Consider: this tape was made in 1981.  Kids today don't realize how SCARY things were back then, at the height of the Cold War and the fear that any moment there would be nuclear war between the U.S. and the Soviets.  1983 seems especially vivid: when the Russians shot down the South Korean airliner and then not long after when the TV movie The Day After aired.  The policy of mutually-assured destruction meant that both sides understood that an attack by one superpower would mean the destruction of each nation and with that it would almost certainly be the end of all civilization, everywhere.

We lived.  We laughed.  We had babies.  But above it all there was a lingering fear that somehow or another, The Button would be pressed by one side or the other and the biblical end times would be upon us just like that.  I was at a Christian school at the time and with few exceptions there was an air of paranoia among the faculty: as if it had to be drilled into our heads that Russia was the tool of Satan eagerly waiting to unleash an unholy salvo against America so we'd better "get right" with God before it was too late.
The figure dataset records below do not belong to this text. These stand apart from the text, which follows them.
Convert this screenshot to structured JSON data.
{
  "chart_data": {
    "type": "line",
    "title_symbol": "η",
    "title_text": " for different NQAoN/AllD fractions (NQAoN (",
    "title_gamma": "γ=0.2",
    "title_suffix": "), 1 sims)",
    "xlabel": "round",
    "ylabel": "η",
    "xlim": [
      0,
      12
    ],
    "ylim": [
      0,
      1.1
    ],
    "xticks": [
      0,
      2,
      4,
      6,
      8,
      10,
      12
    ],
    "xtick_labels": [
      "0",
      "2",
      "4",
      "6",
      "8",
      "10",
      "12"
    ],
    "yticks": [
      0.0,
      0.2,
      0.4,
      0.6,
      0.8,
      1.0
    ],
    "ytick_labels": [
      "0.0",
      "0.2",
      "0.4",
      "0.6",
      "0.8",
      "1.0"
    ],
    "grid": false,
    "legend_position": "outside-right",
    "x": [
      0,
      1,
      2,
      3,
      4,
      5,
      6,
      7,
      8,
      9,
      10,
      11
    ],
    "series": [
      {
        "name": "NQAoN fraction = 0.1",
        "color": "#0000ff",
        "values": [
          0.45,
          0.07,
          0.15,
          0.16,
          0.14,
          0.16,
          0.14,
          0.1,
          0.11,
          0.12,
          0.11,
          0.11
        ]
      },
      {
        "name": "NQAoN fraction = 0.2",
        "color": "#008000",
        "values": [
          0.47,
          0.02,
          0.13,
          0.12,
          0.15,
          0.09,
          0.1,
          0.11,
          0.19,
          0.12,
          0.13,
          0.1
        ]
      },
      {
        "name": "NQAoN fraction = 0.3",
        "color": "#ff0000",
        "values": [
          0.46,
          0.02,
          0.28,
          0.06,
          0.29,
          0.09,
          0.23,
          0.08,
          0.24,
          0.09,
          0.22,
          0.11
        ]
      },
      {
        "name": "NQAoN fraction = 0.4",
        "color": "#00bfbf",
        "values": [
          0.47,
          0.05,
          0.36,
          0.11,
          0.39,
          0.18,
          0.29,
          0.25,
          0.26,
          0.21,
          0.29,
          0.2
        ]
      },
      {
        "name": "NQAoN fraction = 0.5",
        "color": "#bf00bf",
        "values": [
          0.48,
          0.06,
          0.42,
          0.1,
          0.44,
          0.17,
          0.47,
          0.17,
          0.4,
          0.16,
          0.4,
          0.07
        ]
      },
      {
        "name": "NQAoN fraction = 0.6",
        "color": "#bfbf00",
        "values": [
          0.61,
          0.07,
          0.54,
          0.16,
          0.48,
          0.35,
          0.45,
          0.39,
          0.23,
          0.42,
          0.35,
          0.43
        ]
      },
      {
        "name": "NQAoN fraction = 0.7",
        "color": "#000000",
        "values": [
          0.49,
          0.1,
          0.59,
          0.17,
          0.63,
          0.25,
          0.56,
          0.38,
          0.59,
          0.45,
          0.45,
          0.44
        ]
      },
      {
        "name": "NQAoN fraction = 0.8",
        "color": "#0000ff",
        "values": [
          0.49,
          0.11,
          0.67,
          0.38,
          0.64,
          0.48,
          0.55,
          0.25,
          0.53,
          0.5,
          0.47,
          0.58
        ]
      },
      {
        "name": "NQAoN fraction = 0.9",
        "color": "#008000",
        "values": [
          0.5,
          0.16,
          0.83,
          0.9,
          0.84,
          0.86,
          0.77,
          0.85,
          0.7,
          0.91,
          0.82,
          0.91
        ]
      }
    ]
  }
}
That was years before I came to understand that we enter into a relationship with God because we want to, not because we are forced into it by others.  But I digress...

So yeah: we went about our lives.  All the while knowing that nuclear war could erupt and that would be the end of everything.

Bearing that in mind, I could easily envision a scenario where before the bombs hit, a CNN employee might actually get confirmation that the nukes were inbound and that the network really was "signing off" for good.

So that said, this really is a fascinating and legitimate artifact of the 1980s.


EDIT 7:07 p.m. EST:  Maybe I should do something like that for this blog.  Like, have a YouTube video embedded in a post ready to be deployed for when the nukes fall or the undead overwhelm us all.  Or at least a "final post" that friends will unload upon my demise.  What do y'all think?